Structured inpatient evaluation of neonatal cardiac ectopy
- PMID: 29515227
- DOI: 10.1038/s41372-018-0089-8
Structured inpatient evaluation of neonatal cardiac ectopy
Abstract
Objective(s): In well-appearing newborns with suspected cardiac ectopy, we sought to evaluate our practice and test whether initial electrocardiogram (ECG) findings were associated with neonatal arrhythmias (NA).
Study design: We identified well-appearing, non-anomalous infants >34 weeks' gestation with suspected ectopy over 3.5 years. NA was defined as ≥10% premature atrial contractions (PAC), ≥5 beats of atrial tachycardia, ≥2% premature ventricular contractions (PVCs), or ≥3 beats of ventricular tachycardia. The unadjusted associations between initial ECG findings and NA are reported.

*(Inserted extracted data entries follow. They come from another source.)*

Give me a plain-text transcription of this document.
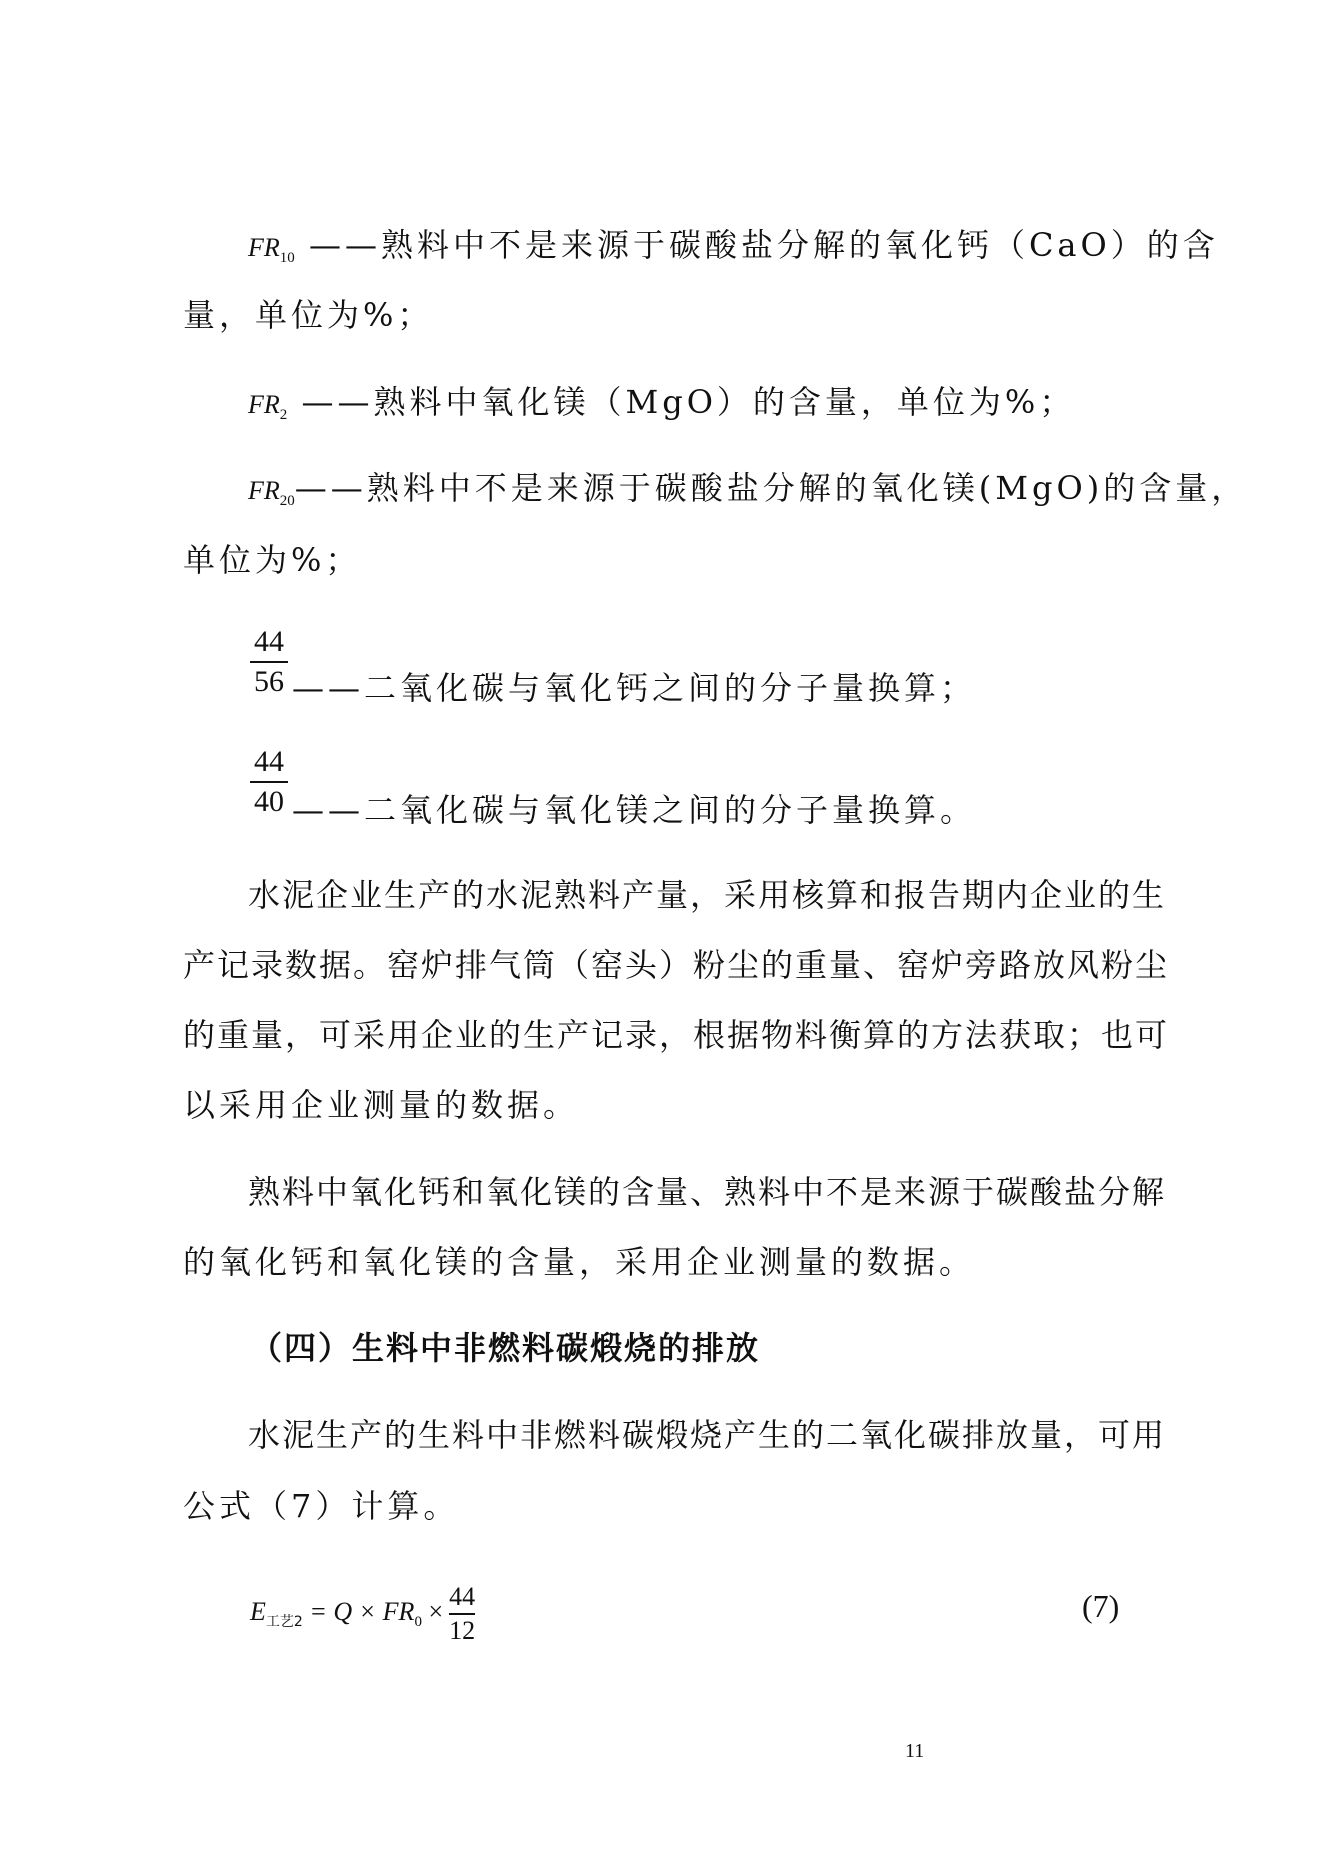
$FR_{10}$ ——熟料中不是来源于碳酸盐分解的氧化钙（CaO）的含
量，单位为%；
$FR_2$ ——熟料中氧化镁（MgO）的含量，单位为%；
$FR_{20}——$熟料中不是来源于碳酸盐分解的氧化镁(MgO)的含量，
单位为%；
44
56 ——二氧化碳与氧化钙之间的分子量换算；
44
40 ——二氧化碳与氧化镁之间的分子量换算。
水泥企业生产的水泥熟料产量，采用核算和报告期内企业的生
产记录数据。窑炉排气筒（窑头）粉尘的重量、窑炉旁路放风粉尘
的重量，可采用企业的生产记录，根据物料衡算的方法获取；也可
以采用企业测量的数据。
熟料中氧化钙和氧化镁的含量、熟料中不是来源于碳酸盐分解
的氧化钙和氧化镁的含量，采用企业测量的数据。
（四）生料中非燃料碳煅烧的排放
水泥生产的生料中非燃料碳煅烧产生的二氧化碳排放量，可用
公式（7）计算。
$E_{工艺2} = Q \times FR_0 \times \frac{44}{12}$	(7)
11
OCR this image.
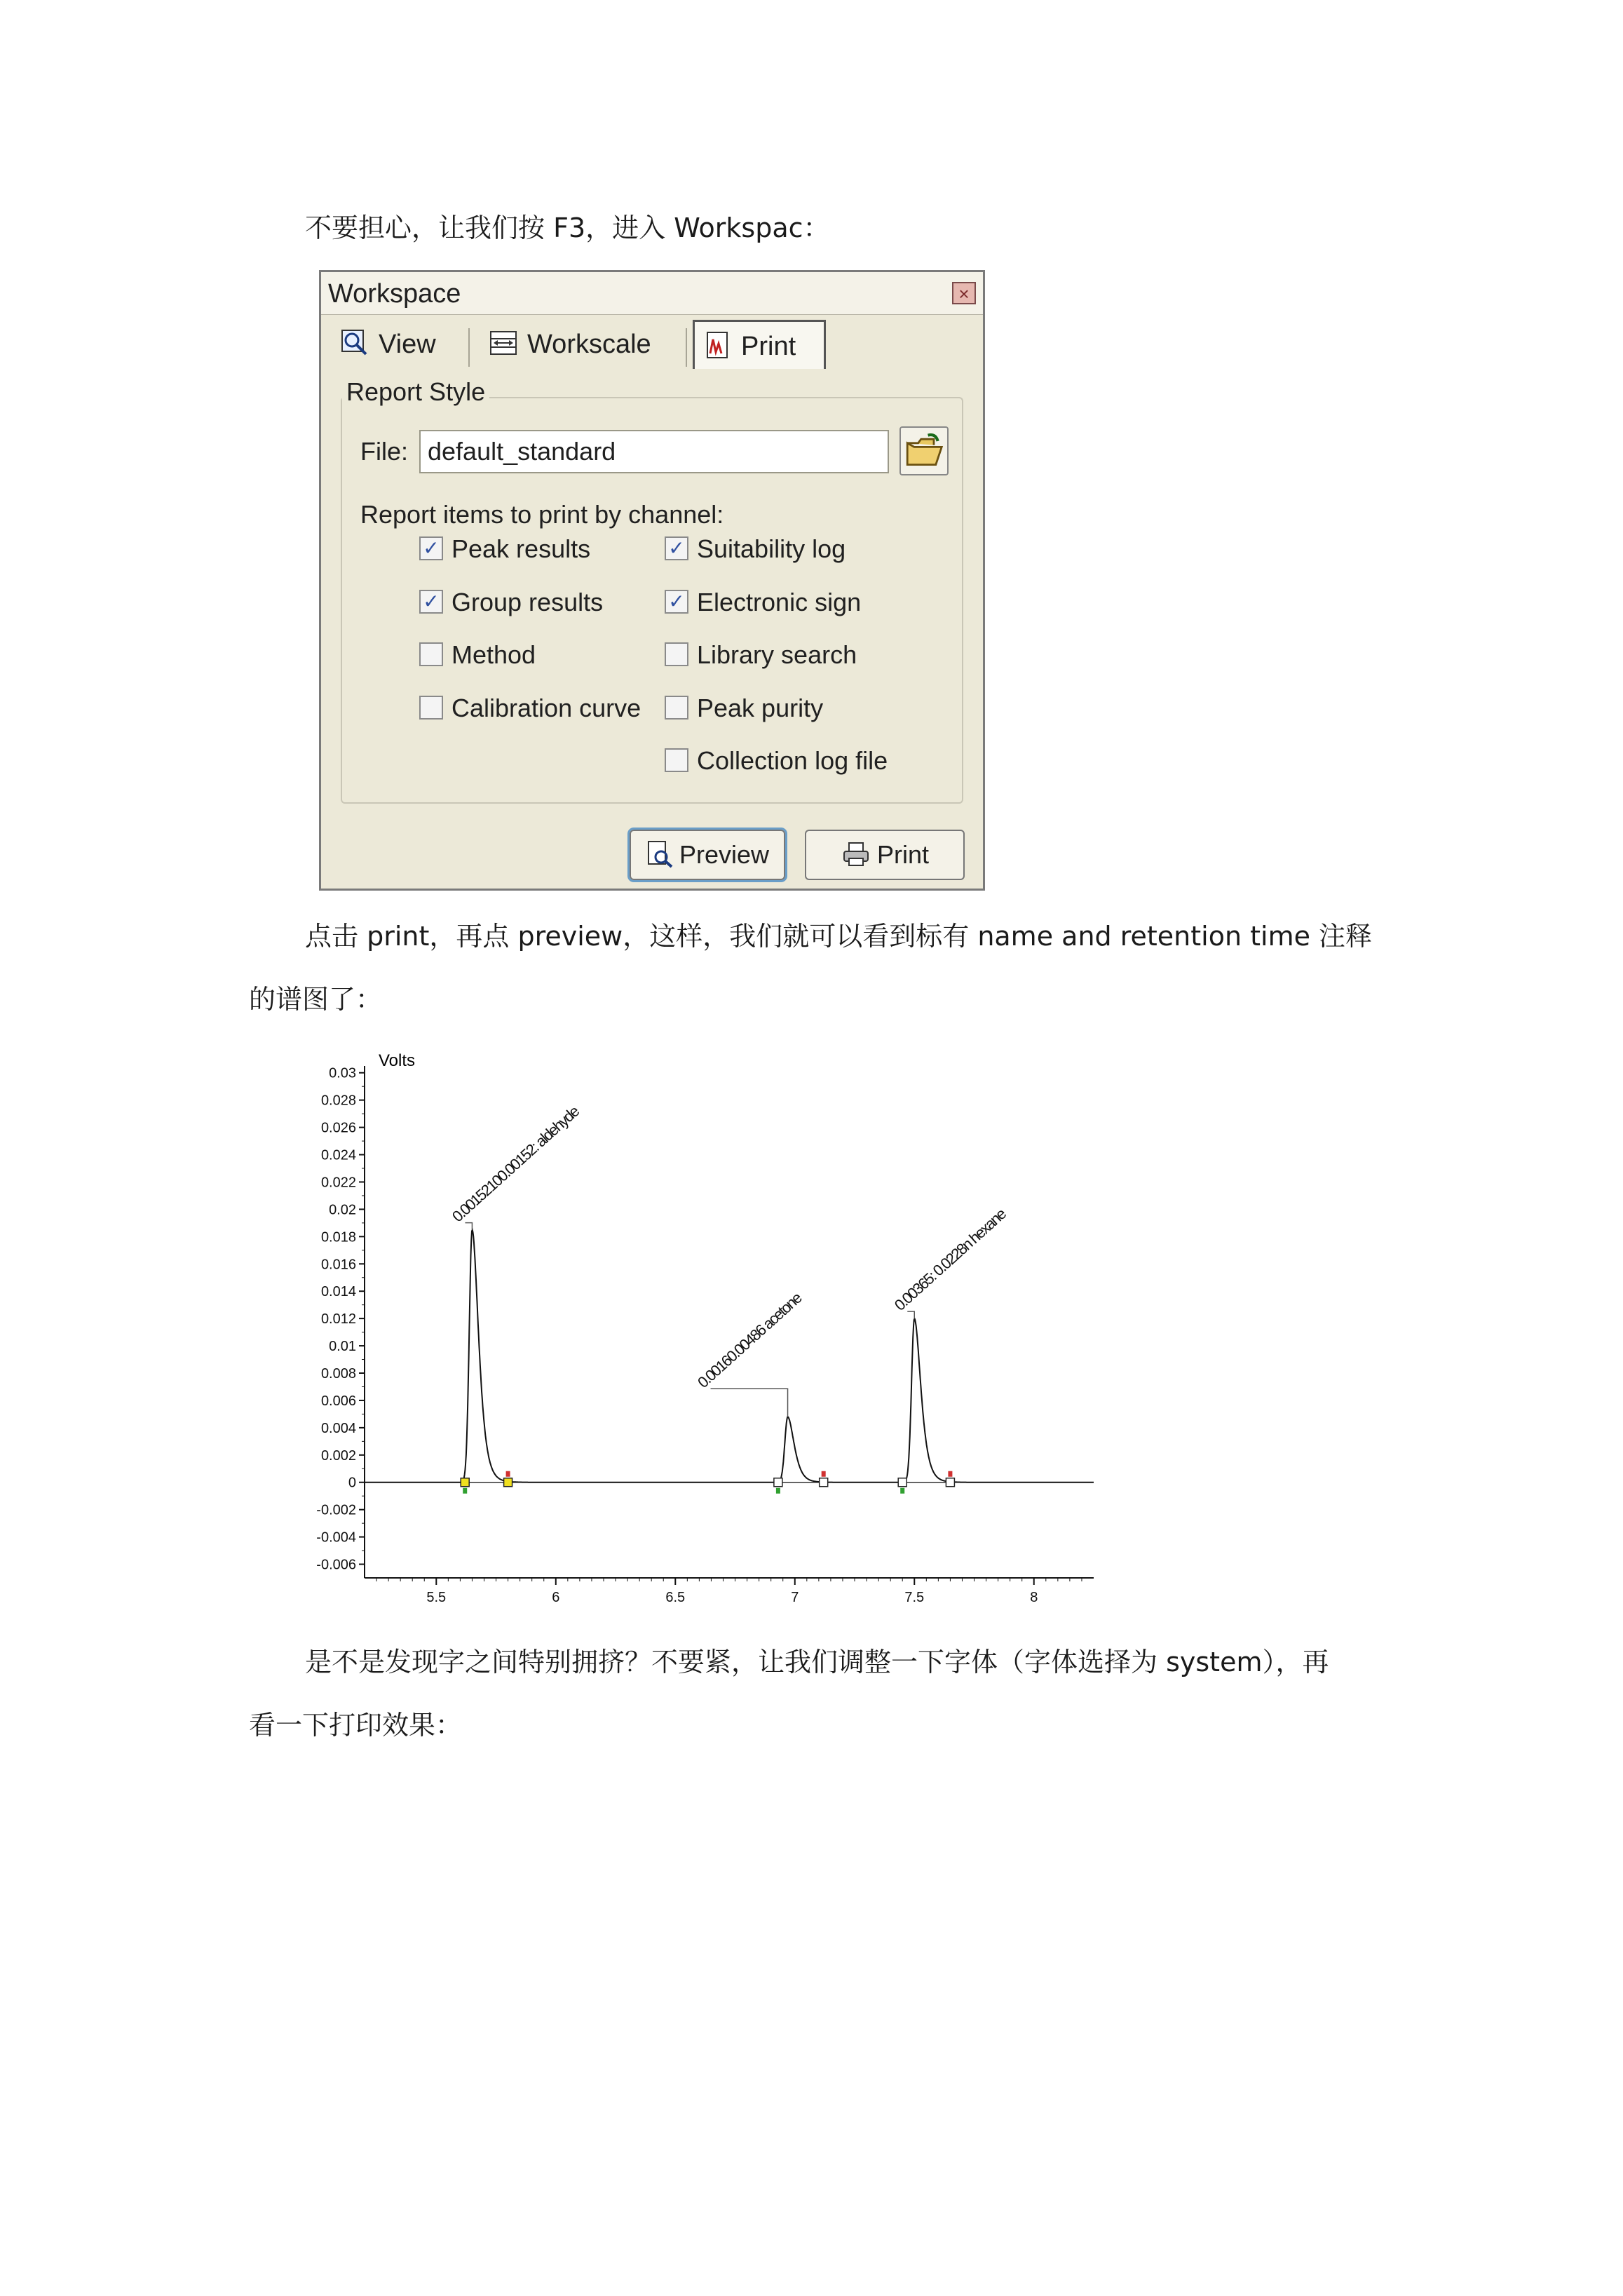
不要担心，让我们按 F3，进入 Workspac：
Workspace	×
View	Workscale	Print
Report Style
File: default_standard
Report items to print by channel:
✓ Peak results
✓ Group results
Method
Calibration curve
✓ Suitability log
✓ Electronic sign
Library search
Peak purity
Collection log file
Preview	Print
点击 print，再点 preview，这样，我们就可以看到标有 name and retention time 注释
的谱图了：
0.03
0.028
0.026
0.024
0.022
0.02
0.018
0.016
0.014
0.012
0.01
0.008
0.006
0.004
0.002
0
-0.002
-0.004
-0.006
5.5	6	6.5	7	7.5	8
Volts
0.00152100.00152: aldehyde
0.00160.00486 acetone
0.00365: 0.0228n hexane
是不是发现字之间特别拥挤？不要紧，让我们调整一下字体（字体选择为 system），再
看一下打印效果：
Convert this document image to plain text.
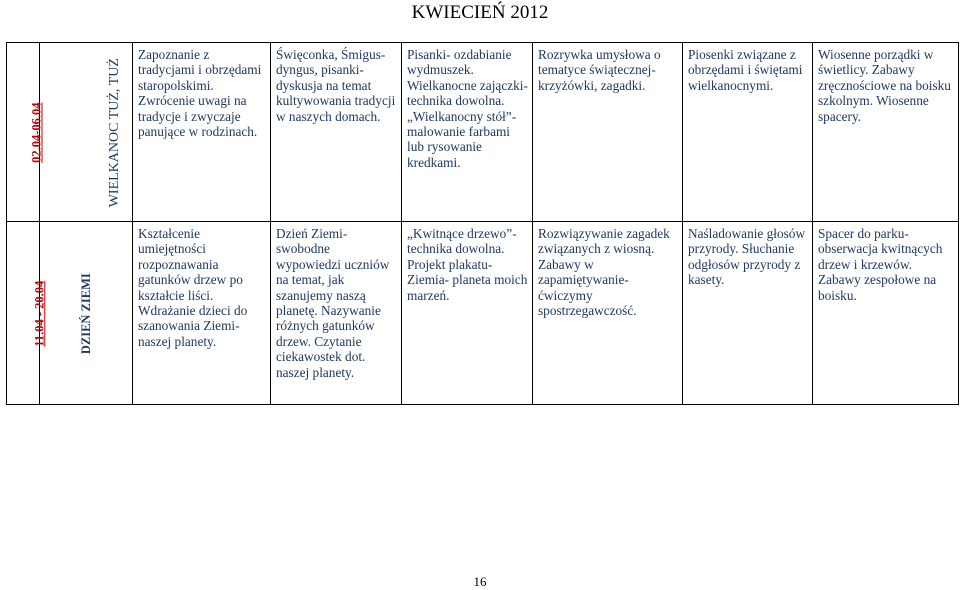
KWIECIEŃ 2012
02.04-06.04	WIELKANOC TUŻ, TUŻ	Zapoznanie z tradycjami i obrzędami staropolskimi. Zwrócenie uwagi na tradycje i zwyczaje panujące w rodzinach.	Święconka, Śmigus-dyngus, pisanki- dyskusja na temat kultywowania tradycji w naszych domach.	Pisanki- ozdabianie wydmuszek. Wielkanocne zajączki- technika dowolna. „Wielkanocny stół”- malowanie farbami lub rysowanie kredkami.	Rozrywka umysłowa o tematyce świątecznej- krzyżówki, zagadki.	Piosenki związane z obrzędami i świętami wielkanocnymi.	Wiosenne porządki w świetlicy. Zabawy zręcznościowe na boisku szkolnym. Wiosenne spacery.
11.04 - 20.04	DZIEŃ ZIEMI	Kształcenie umiejętności rozpoznawania gatunków drzew po kształcie liści. Wdrażanie dzieci do szanowania Ziemi- naszej planety.	Dzień Ziemi- swobodne wypowiedzi uczniów na temat, jak szanujemy naszą planetę. Nazywanie różnych gatunków drzew. Czytanie ciekawostek dot. naszej planety.	„Kwitnące drzewo”- technika dowolna. Projekt plakatu- Ziemia- planeta moich marzeń.	Rozwiązywanie zagadek związanych z wiosną. Zabawy w zapamiętywanie- ćwiczymy spostrzegawczość.	Naśladowanie głosów przyrody. Słuchanie odgłosów przyrody z kasety.	Spacer do parku- obserwacja kwitnących drzew i krzewów. Zabawy zespołowe na boisku.
16
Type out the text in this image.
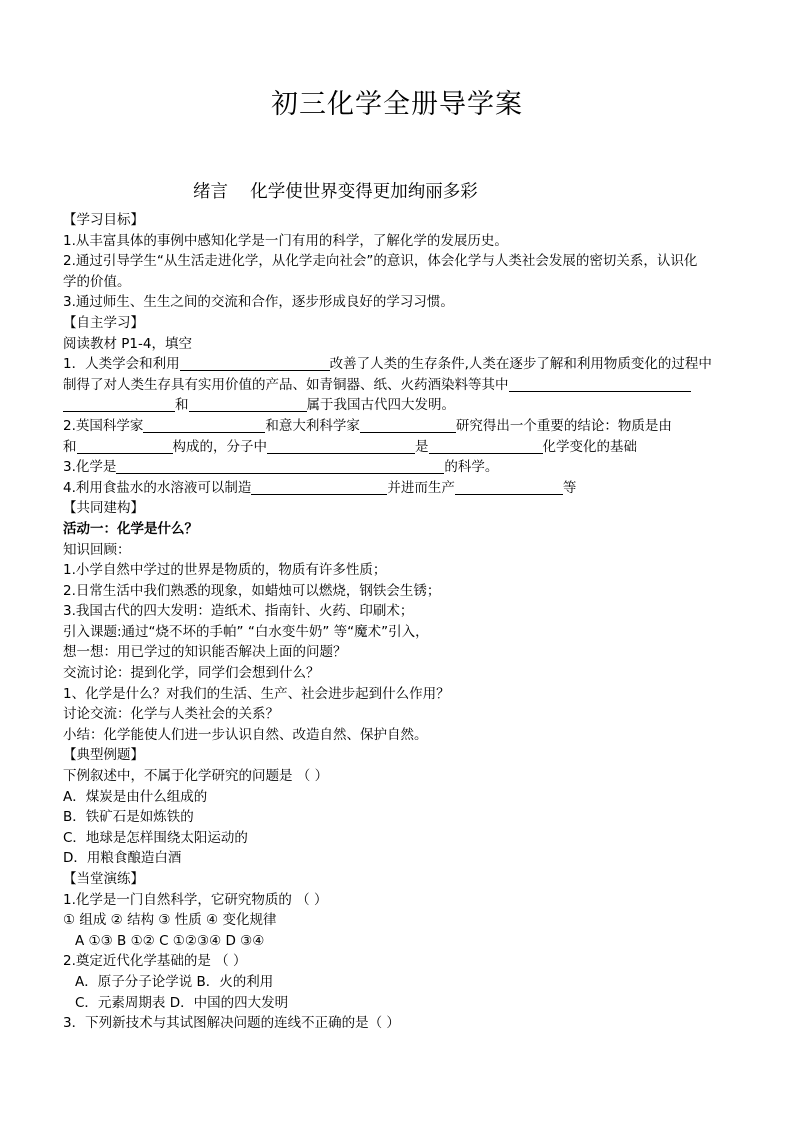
初三化学全册导学案
绪言    化学使世界变得更加绚丽多彩
【学习目标】
1.从丰富具体的事例中感知化学是一门有用的科学，了解化学的发展历史。
2.通过引导学生“从生活走进化学，从化学走向社会”的意识，体会化学与人类社会发展的密切关系，认识化
学的价值。
3.通过师生、生生之间的交流和合作，逐步形成良好的学习习惯。
【自主学习】
阅读教材 P1-4，填空
1．人类学会和利用	改善了人类的生存条件,人类在逐步了解和利用物质变化的过程中
制得了对人类生存具有实用价值的产品、如青铜器、纸、火药酒染料等其中
和	属于我国古代四大发明。
2.英国科学家	和意大利科学家	研究得出一个重要的结论：物质是由
和	构成的，分子中	是	化学变化的基础
3.化学是	的科学。
4.利用食盐水的水溶液可以制造	并进而生产	等
【共同建构】
活动一：化学是什么？
知识回顾：
1.小学自然中学过的世界是物质的，物质有许多性质；
2.日常生活中我们熟悉的现象，如蜡烛可以燃烧，钢铁会生锈；
3.我国古代的四大发明：造纸术、指南针、火药、印刷术；
引入课题:通过“烧不坏的手帕” “白水变牛奶” 等“魔术”引入，
想一想：用已学过的知识能否解决上面的问题？
交流讨论：提到化学，同学们会想到什么？
1、化学是什么？对我们的生活、生产、社会进步起到什么作用？
讨论交流：化学与人类社会的关系？
小结：化学能使人们进一步认识自然、改造自然、保护自然。
【典型例题】
下例叙述中，不属于化学研究的问题是 （ ）
A．煤炭是由什么组成的
B．铁矿石是如炼铁的
C．地球是怎样围绕太阳运动的
D．用粮食酿造白酒
【当堂演练】
1.化学是一门自然科学，它研究物质的 （ ）
① 组成 ② 结构 ③ 性质 ④ 变化规律
A ①③ B ①② C ①②③④ D ③④
2.奠定近代化学基础的是 （ ）
A．原子分子论学说 B．火的利用
C．元素周期表 D．中国的四大发明
3．下列新技术与其试图解决问题的连线不正确的是（ ）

Result: Among 126 infants with ECGs and Holters performed, NA was observed in 38 patients (30%) and was similar whether PACs were present or not on the initial ECG (33% vs. no PACs: 29%, p = 0.6). However, NAs were identified more frequently based on the presence of PVCs on the initial ECG (83% vs. 25%, p < 0.01).
Conclusion: NAs were prevalent and both their etiologies and impact on infants warrant future study.